Acontecimentos históricos podem se transformar em mitos, desde que adquiram uma determinada carga simbólica que seja referencial de uma cultura. Este termo está relacionado aos relatos ou narrativas de civilizações antigas que, organizados sob um pretexto geralmente didático com fins sociais, constituem uma mitologia, entendida como o estudo do mito ou de um conjunto de mitos, como por exemplo, a mitologia grega e romana.
Aqui, será trabalhada uma noção de mito cuja origem emerge, ao contrário das tradições históricas clássicas, da cultura contemporânea, repleta de aspectos ideológicos, multiculcurais e heterogêneos conflitantes. Atualmente, o surgimento do mito está interligado a uma cultura massiva que, de alguma forma, o produz, o coloca em circulação e o recebe, dando-lhe sustentação, até o momento de ser (re) interpretado novamente e retornar ao ciclo das releituras históricas e sociais.
Neste contexto, adota-se a perspectiva de Silvia Anspach (1998), para quem o surgimento de mitos está indissociavelmente ligado ao multiculturalismo, cada vez mais evidente na atual sociedade da era pós-industrial, à mídia, e a determinadas ideologias que, veiculadas por essas mídias, adquirem contornos que escapam ao mote de espectro, primevo e essencial, normalmente atribuído ao mito.

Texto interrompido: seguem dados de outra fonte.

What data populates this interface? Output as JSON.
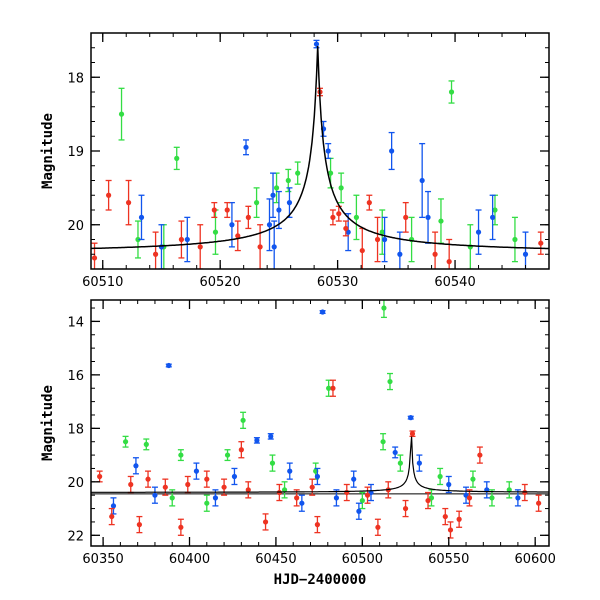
{
  "colors": {
    "green": "#33dd44",
    "blue": "#1155ee",
    "red": "#ee3322",
    "fit": "#000000"
  },
  "chart_data": [
    {
      "type": "scatter",
      "title": "",
      "xlabel": "",
      "ylabel": "Magnitude",
      "xlim": [
        60509,
        60548
      ],
      "ylim": [
        20.6,
        17.4
      ],
      "y_inverted": true,
      "xticks": [
        60510,
        60520,
        60530,
        60540
      ],
      "yticks": [
        18,
        19,
        20
      ],
      "grid": false,
      "legend": "none",
      "fit_curve": {
        "type": "line",
        "peak_x": 60528.3,
        "peak_y": 17.55,
        "baseline_y": 20.4
      },
      "series": [
        {
          "color": "green",
          "points": [
            [
              60511.6,
              18.5,
              0.35
            ],
            [
              60516.3,
              19.1,
              0.15
            ],
            [
              60539.7,
              18.2,
              0.15
            ],
            [
              60513.0,
              20.2,
              0.25
            ],
            [
              60523.1,
              19.7,
              0.2
            ],
            [
              60524.8,
              19.5,
              0.2
            ],
            [
              60525.8,
              19.4,
              0.15
            ],
            [
              60526.6,
              19.3,
              0.15
            ],
            [
              60529.4,
              19.3,
              0.2
            ],
            [
              60530.3,
              19.5,
              0.2
            ],
            [
              60531.6,
              19.9,
              0.3
            ],
            [
              60533.8,
              20.1,
              0.3
            ],
            [
              60536.3,
              20.2,
              0.3
            ],
            [
              60538.8,
              19.95,
              0.3
            ],
            [
              60541.3,
              20.3,
              0.3
            ],
            [
              60543.4,
              19.8,
              0.2
            ],
            [
              60545.1,
              20.2,
              0.3
            ],
            [
              60515.2,
              20.3,
              0.3
            ],
            [
              60519.6,
              20.1,
              0.3
            ]
          ]
        },
        {
          "color": "blue",
          "points": [
            [
              60528.2,
              17.55,
              0.05
            ],
            [
              60528.8,
              18.7,
              0.1
            ],
            [
              60529.2,
              19.0,
              0.1
            ],
            [
              60522.2,
              18.95,
              0.1
            ],
            [
              60534.6,
              19.0,
              0.25
            ],
            [
              60537.2,
              19.4,
              0.5
            ],
            [
              60537.7,
              19.9,
              0.35
            ],
            [
              60524.5,
              19.6,
              0.3
            ],
            [
              60524.2,
              20.0,
              0.35
            ],
            [
              60524.6,
              20.3,
              0.35
            ],
            [
              60525.0,
              19.8,
              0.25
            ],
            [
              60525.9,
              19.7,
              0.2
            ],
            [
              60513.3,
              19.9,
              0.3
            ],
            [
              60515.0,
              20.3,
              0.3
            ],
            [
              60517.2,
              20.2,
              0.3
            ],
            [
              60521.0,
              20.0,
              0.3
            ],
            [
              60530.9,
              20.1,
              0.25
            ],
            [
              60534.0,
              20.2,
              0.3
            ],
            [
              60535.3,
              20.4,
              0.3
            ],
            [
              60542.0,
              20.1,
              0.3
            ],
            [
              60543.2,
              19.9,
              0.3
            ],
            [
              60546.0,
              20.4,
              0.3
            ]
          ]
        },
        {
          "color": "red",
          "points": [
            [
              60528.5,
              18.2,
              0.05
            ],
            [
              60509.3,
              20.45,
              0.2
            ],
            [
              60510.5,
              19.6,
              0.2
            ],
            [
              60512.2,
              19.7,
              0.3
            ],
            [
              60514.5,
              20.4,
              0.3
            ],
            [
              60516.7,
              20.2,
              0.25
            ],
            [
              60518.3,
              20.3,
              0.3
            ],
            [
              60519.5,
              19.8,
              0.1
            ],
            [
              60520.6,
              19.8,
              0.1
            ],
            [
              60521.5,
              20.15,
              0.2
            ],
            [
              60522.4,
              19.9,
              0.15
            ],
            [
              60523.4,
              20.3,
              0.3
            ],
            [
              60529.6,
              19.9,
              0.1
            ],
            [
              60530.1,
              19.85,
              0.1
            ],
            [
              60530.7,
              20.05,
              0.1
            ],
            [
              60532.1,
              20.35,
              0.3
            ],
            [
              60532.7,
              19.7,
              0.1
            ],
            [
              60533.4,
              20.2,
              0.3
            ],
            [
              60535.8,
              19.9,
              0.2
            ],
            [
              60538.3,
              20.4,
              0.3
            ],
            [
              60539.5,
              20.5,
              0.3
            ],
            [
              60547.3,
              20.25,
              0.15
            ]
          ]
        }
      ]
    },
    {
      "type": "scatter",
      "title": "",
      "xlabel": "HJD−2400000",
      "ylabel": "Magnitude",
      "xlim": [
        60343,
        60608
      ],
      "ylim": [
        22.4,
        13.2
      ],
      "y_inverted": true,
      "xticks": [
        60350,
        60400,
        60450,
        60500,
        60550,
        60600
      ],
      "yticks": [
        14,
        16,
        18,
        20,
        22
      ],
      "grid": false,
      "legend": "none",
      "reference_line_y": 20.45,
      "fit_curve": {
        "type": "line",
        "peak_x": 60528.3,
        "peak_y": 17.55,
        "baseline_y": 20.4
      },
      "series": [
        {
          "color": "green",
          "points": [
            [
              60512.5,
              13.5,
              0.35
            ],
            [
              60480.5,
              16.5,
              0.3
            ],
            [
              60516.0,
              16.25,
              0.3
            ],
            [
              60431.0,
              17.7,
              0.3
            ],
            [
              60512.0,
              18.5,
              0.3
            ],
            [
              60363.0,
              18.5,
              0.2
            ],
            [
              60375.0,
              18.6,
              0.2
            ],
            [
              60395.0,
              19.0,
              0.2
            ],
            [
              60422.0,
              19.0,
              0.2
            ],
            [
              60448.0,
              19.3,
              0.3
            ],
            [
              60473.0,
              19.6,
              0.3
            ],
            [
              60522.0,
              19.3,
              0.3
            ],
            [
              60545.0,
              19.8,
              0.3
            ],
            [
              60564.0,
              19.9,
              0.3
            ],
            [
              60585.0,
              20.3,
              0.3
            ],
            [
              60390.0,
              20.6,
              0.3
            ],
            [
              60410.0,
              20.8,
              0.3
            ],
            [
              60455.0,
              20.3,
              0.3
            ],
            [
              60500.0,
              20.7,
              0.3
            ],
            [
              60540.0,
              20.6,
              0.3
            ],
            [
              60575.0,
              20.6,
              0.3
            ]
          ]
        },
        {
          "color": "blue",
          "points": [
            [
              60477.0,
              13.65,
              0.05
            ],
            [
              60388.0,
              15.65,
              0.05
            ],
            [
              60528.0,
              17.6,
              0.05
            ],
            [
              60439.0,
              18.45,
              0.1
            ],
            [
              60447.0,
              18.3,
              0.1
            ],
            [
              60519.0,
              18.9,
              0.2
            ],
            [
              60474.0,
              19.8,
              0.3
            ],
            [
              60369.0,
              19.4,
              0.3
            ],
            [
              60404.0,
              19.6,
              0.3
            ],
            [
              60426.0,
              19.8,
              0.3
            ],
            [
              60458.0,
              19.6,
              0.3
            ],
            [
              60495.0,
              19.9,
              0.3
            ],
            [
              60505.0,
              20.4,
              0.3
            ],
            [
              60533.0,
              19.3,
              0.3
            ],
            [
              60550.0,
              20.1,
              0.3
            ],
            [
              60560.0,
              20.5,
              0.3
            ],
            [
              60572.0,
              20.3,
              0.3
            ],
            [
              60590.0,
              20.6,
              0.3
            ],
            [
              60380.0,
              20.5,
              0.3
            ],
            [
              60415.0,
              20.6,
              0.3
            ],
            [
              60465.0,
              20.8,
              0.3
            ],
            [
              60485.0,
              20.6,
              0.3
            ],
            [
              60498.0,
              21.1,
              0.3
            ],
            [
              60356.0,
              20.9,
              0.3
            ]
          ]
        },
        {
          "color": "red",
          "points": [
            [
              60483.0,
              16.5,
              0.3
            ],
            [
              60529.0,
              18.2,
              0.1
            ],
            [
              60348.0,
              19.8,
              0.2
            ],
            [
              60366.0,
              20.1,
              0.3
            ],
            [
              60376.0,
              19.9,
              0.3
            ],
            [
              60386.0,
              20.2,
              0.3
            ],
            [
              60399.0,
              20.1,
              0.3
            ],
            [
              60410.0,
              19.9,
              0.3
            ],
            [
              60420.0,
              20.2,
              0.3
            ],
            [
              60430.0,
              18.8,
              0.3
            ],
            [
              60434.0,
              20.3,
              0.3
            ],
            [
              60452.0,
              20.4,
              0.3
            ],
            [
              60462.0,
              20.6,
              0.3
            ],
            [
              60471.0,
              20.2,
              0.3
            ],
            [
              60491.0,
              20.4,
              0.3
            ],
            [
              60503.0,
              20.5,
              0.3
            ],
            [
              60515.0,
              20.3,
              0.3
            ],
            [
              60525.0,
              21.0,
              0.3
            ],
            [
              60538.0,
              20.7,
              0.3
            ],
            [
              60548.0,
              21.3,
              0.3
            ],
            [
              60556.0,
              21.4,
              0.3
            ],
            [
              60562.0,
              20.6,
              0.3
            ],
            [
              60568.0,
              19.0,
              0.3
            ],
            [
              60594.0,
              20.4,
              0.3
            ],
            [
              60602.0,
              20.8,
              0.3
            ],
            [
              60355.0,
              21.3,
              0.3
            ],
            [
              60371.0,
              21.6,
              0.3
            ],
            [
              60395.0,
              21.7,
              0.3
            ],
            [
              60444.0,
              21.5,
              0.3
            ],
            [
              60474.0,
              21.6,
              0.3
            ],
            [
              60509.0,
              21.7,
              0.3
            ],
            [
              60551.0,
              21.8,
              0.3
            ]
          ]
        }
      ]
    }
  ]
}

Esta autora trata do assunto, afirmando que os mitos não surgem no vazio, mas sim, em condições históricas, sociais, culturais e políticas específicas, colando-se à variedade de óticas e perspectivas que estilhaçam a civilização em um mosaico de possibilidades, tecendo um sistema global de natureza multicultural, dialógica e babélica. Segundo esta autora, deve-se pensar o mito a partir da mídia, do multiculturalismo que lhe é próprio, que lhe sustenta, tentando visualizar as relações desconexas que o fenômeno muitas vezes apresenta. Conforme veremos, com o futebol não será diferente.
Assim, não se pode desprezar o impacto causado pela mídia, enquanto reguladora de relações sociais assimétricas. “A mídia produz mitos e fenômenos culturais ao mesmo tempo em que é informada por eles”. (ANSPACH, 1998, p. 146). Deste modo, pode-se estabelecer um triângulo de forças ora antagônicas e ora complementares, surgidas a partir da relação extremamente complexa entre multiculturalismo, mídia e mito. Sendo que cada um destes pólos termina interagindo entre si. Neste sentido,
Falar em multiculturalismo implica tanger a questão da globalização, a das culturas enquanto fatos a um só tempo plurais e singulares, a da soberania do fragmento ou do culto ao simulacro, a da dispersão ou do niilismo, a da busca de novos sentidos e valores, a da crise da linguagem e tantas outras que afetam hoje as culturas em particular e suas relações interativas e mundiais (ANSPACH, 1998, p. 146-147).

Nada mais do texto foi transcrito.